Arrivés chez lui, il vint m’ouvrir la porte et reprit le bout de corde qui faisait office de laisse. Il enleva sa veste, prenant son temps pour ouvrir puis fermer la porte du garde-robe. Je frémissais à l’idée qu’il se demandait probablement quel châtiment je méritais. Puis il me guida vers le piano et je compris ce qu’il avait décidé. Il me força à m’asseoir sur le banc de l’instrument, délia mes poignets et prit place sur le fauteuil. Il alluma sa cigarette. Et maintenant, j’attends.
— Tu m’as menti, Clara.
C’est une phrase sans réplique.
— Nocturne opus 72 numéro 1. Chopin.
C’est l’un de ses supplices favoris.

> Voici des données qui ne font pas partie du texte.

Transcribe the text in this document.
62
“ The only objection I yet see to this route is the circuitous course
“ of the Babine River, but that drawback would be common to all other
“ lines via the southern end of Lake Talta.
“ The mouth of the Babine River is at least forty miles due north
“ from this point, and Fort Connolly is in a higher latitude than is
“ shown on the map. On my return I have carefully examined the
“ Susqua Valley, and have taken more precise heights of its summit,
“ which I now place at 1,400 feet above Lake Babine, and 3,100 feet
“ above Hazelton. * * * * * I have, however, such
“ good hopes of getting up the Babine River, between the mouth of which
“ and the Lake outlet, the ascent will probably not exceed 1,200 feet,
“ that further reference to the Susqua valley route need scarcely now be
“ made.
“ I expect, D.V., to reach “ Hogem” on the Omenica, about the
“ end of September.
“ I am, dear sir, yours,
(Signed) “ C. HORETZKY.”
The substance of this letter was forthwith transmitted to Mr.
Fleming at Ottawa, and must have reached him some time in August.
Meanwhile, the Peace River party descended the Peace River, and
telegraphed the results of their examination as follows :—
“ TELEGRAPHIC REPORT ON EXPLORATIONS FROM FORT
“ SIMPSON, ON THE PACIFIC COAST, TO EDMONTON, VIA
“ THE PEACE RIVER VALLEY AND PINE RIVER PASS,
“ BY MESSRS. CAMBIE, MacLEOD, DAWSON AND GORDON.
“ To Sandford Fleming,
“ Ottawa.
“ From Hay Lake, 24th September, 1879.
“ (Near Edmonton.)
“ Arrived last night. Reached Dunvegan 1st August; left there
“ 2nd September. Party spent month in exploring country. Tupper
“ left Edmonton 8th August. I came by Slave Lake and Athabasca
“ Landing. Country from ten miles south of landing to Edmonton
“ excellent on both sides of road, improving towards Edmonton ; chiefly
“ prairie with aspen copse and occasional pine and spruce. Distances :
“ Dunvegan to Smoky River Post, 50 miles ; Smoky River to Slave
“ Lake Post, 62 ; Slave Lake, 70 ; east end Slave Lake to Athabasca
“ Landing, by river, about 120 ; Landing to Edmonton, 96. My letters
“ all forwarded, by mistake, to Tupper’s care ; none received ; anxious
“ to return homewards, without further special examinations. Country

Ça n’a rien de douloureux au départ : il me suffit d’interpréter le morceau demandé. Mais sous l’effet de la nervosité et de la peur, j’ai beaucoup de difficulté à jouer tel qu’il l’exige. Je sais trop bien qu’il compte mes fausses notes et n’en manque pas une seule. Mes doigts tremblent, mon souffle est saccadé. Je me mets à jouer. Il sait que je ne maîtrise pas encore la pièce à la perfection et que, dans de telles circonstance, ce n’est pas surprenant que les erreurs s’accumulent. Il tient le compte. Je joue. À la fin, j’ai des larmes aux yeux. Comme lui, j’ai entendu une horreur.
— 32 erreurs. Et aucune émotion dans ton interprétation… Dis-moi, tu as aimé ce que tu as joué ?
Je n’ose pas répondre.
— Réponds-moi ! As-tu aimé ?
— N…non.
— Tu es d’accord avec moi que cela mérite une punition exemplaire ?
— S’il vous plaît… Je peux vous expliquer… Ce n’est…
— Tais-toi.
— Je vous en pr…
— Va chercher la cravache. Maintenant.
Il n’y a plus rien à faire. Je lui ramène l’instrument, apeurée. Tremblante, je dénude mes fesses et le bas de mon dos. Il les caresse assez durement, et je me prépare mentalement. C’est étrange, même moi je suis en train d’oublier le fond de l’histoire. Je confonds tout, jusqu’à me persuader que je suis réellement punie pour ma piètre performance. Je subis la douleur le plus stoïquement possible, mais personne ne serait immobile durant un tel supplice.
Lorsqu’il dépose la cravache, aussi essoufflé que moi par le désir qui ne manque pas de le tenailler, je me promets de pratiquer davantage et de lui jouer son nocturne à la perfection la prochaine fois. Il sera fier de moi et m’aimera aussi passionnément que je l’aime en ce moment.
***
Il y a ceux qui ont le mal d’amour.
Il y a ceux qui ont mal à l’amour.
Et il y a ceux qui ont mal par amour.
Je sens sa tête, si près de mon dos, son souffle qui chatouille mes sens. Il me caresse, tendrement. La tête enfouie dans l’oreiller, je suis torturée par cette insupportable attente. Cambrée, prosternée dos à lui, nue. Rien ne m’est plus douloureux que cette attente, cette humiliation. Même devant lui, que j’aime, je ne peux supporter ni cette position, ni cette nudité, ni ce contact. Il me palpe, me caresse, me touche. Il aime ma colère, mes sanglots dans l’oreiller, ma souffrance.
Car après toutes ces années, je ne supporte pas de lui appartenir, pas comme ça. Je le connais trop, je sais qu’il le fait pour me rappeler cette situation, pour me rappeler que je lui appartiens, qu’il peut faire ce qu’il veut de moi.
Qu’il peut me caresser comme me frapper.
Je ne peux m’empêcher de me débattre un peu, bien que ce soit inutile.
Il pose durement son genou dans mes reins, m’immobilisant sous son poids. Je me débats de plus belle.
Finie la caresse…
Je le sens qu’il la prend, qu’il attend un instant pour m’effrayer un peu. Il lève le bras, je contracte mes muscles. Elle siffle l’air, pour ne jamais venir. Je me détends. Elle revient. Je hurle, dans ma tête. Je me débats, encore, mais les coups pleuvent et je n’y peux rien. Je sanglote dans l’oreiller… Aucun moyen de savoir le temps que ça a duré.
Il a eu la bonté de ne pas me faire compter.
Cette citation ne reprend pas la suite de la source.